Below is an example on how to write a Nomad job to run code-server in the cluster, which is essentially VSCode in the browser:

job "code-server" {
  region      = "global"
  datacenters = ["dc1"]
  type        = "service"

  group "code-server" {
    count = 1

    network {
      port "http" {
        to = 8443
      }

    }

    service {
      name = "code-server"
      port = "http"

      check {
        type     = "http"
        path     = "/"
        interval = "2s"
        timeout  = "30s"
      }
    }

    task "code-server-runner" {
      driver = "docker"

      config {
        image        = "linuxserver/code-server"
        ports = ["http"]
      }

      env {
        PGID=1000 
        PUID=1000
      }


      resources {
        cpu    = 1000
        memory = 1000
      }
    }
  }
}

It contains all the information that I need:

  • Which docker image is being used
  • Which ports are open
  • Which healthchecks are done
  • Which environment variables are used
  • and more...

And all of this at one glance.
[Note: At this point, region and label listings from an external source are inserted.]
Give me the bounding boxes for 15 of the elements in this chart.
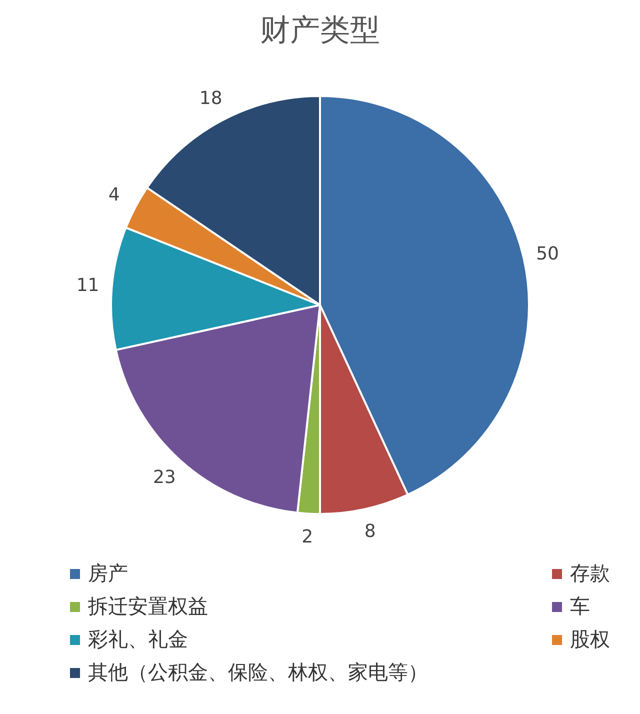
data-label: 23 <box>152 467 176 488</box>
data-label: 2 <box>302 526 314 548</box>
legend-label: 房产 <box>88 560 128 587</box>
data-label: 18 <box>199 88 222 109</box>
data-label: 4 <box>108 184 120 206</box>
legend-label: 存款 <box>570 560 610 587</box>
data-label: 50 <box>536 244 560 265</box>
chart-title: 财产类型 <box>259 12 381 50</box>
legend-label: 拆迁安置权益 <box>88 593 208 620</box>
data-label: 8 <box>364 521 376 542</box>
legend-label: 股权 <box>570 626 610 653</box>
legend-label: 车 <box>570 593 590 620</box>
legend-label: 其他（公积金、保险、林权、家电等） <box>88 659 428 686</box>
legend-label: 彩礼、礼金 <box>88 626 188 653</box>
data-label: 11 <box>76 274 100 296</box>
This is a very simple job example but it already had me sold over docker-compose.

To get this job running, the only command that is needed is nomad job run code-server.hcl and I'm in business. If I want to update it, I locally work on the docker image, push a new one and redeploy. That's it.

This of course only scratches the surface and might not be the ideal pitch for Nomad but picture this:

The code-server app (or wordpress or ghost blog) deployment needs to be exposed to the internet through an URL, which means we need:

  • A load balancer ( haproxy or nginx, which is a nomad job)
  • SSL Certs (certbot, also a nomad job)
  • Some way to connect the app with all the above (nomad configuration contained in the deployment)
  • Volumes (also nomad configuration)

This was a bit fast but what I want to say is that by writing a configuration for the code-server app, I can have it configured automatically to all the other services in the cluster. The Load balancer automatically picks up the new service, gets a Let's encrypt certificate for it, updates the Hetzner DNS and I'm in business and I can reuse this configuration for another app / job.

This was a huge productivity win since I can now focus on the application itself. Backups are also just that, nomad (cron) jobs.

The added benefit is that I can now host multiple applications on the same server, thus cutting costs by a significant factor.

Advanced example

(tbd)

Github actions

I have a self hosted github runner that is connected to the cluster and deploys the jobs. The Github actions are extremely readable and essentially consist of one command: nomad job run job.hcl.

So far this setup has been a breath of fresh air and is quite simple for a 1 man operation.

Further Notes

That's it for now, I barely scratched the surface of what Nomad can offer but I'll hopefully get more time and elaborate on some of the cool things (Vault & Consul integration) another time.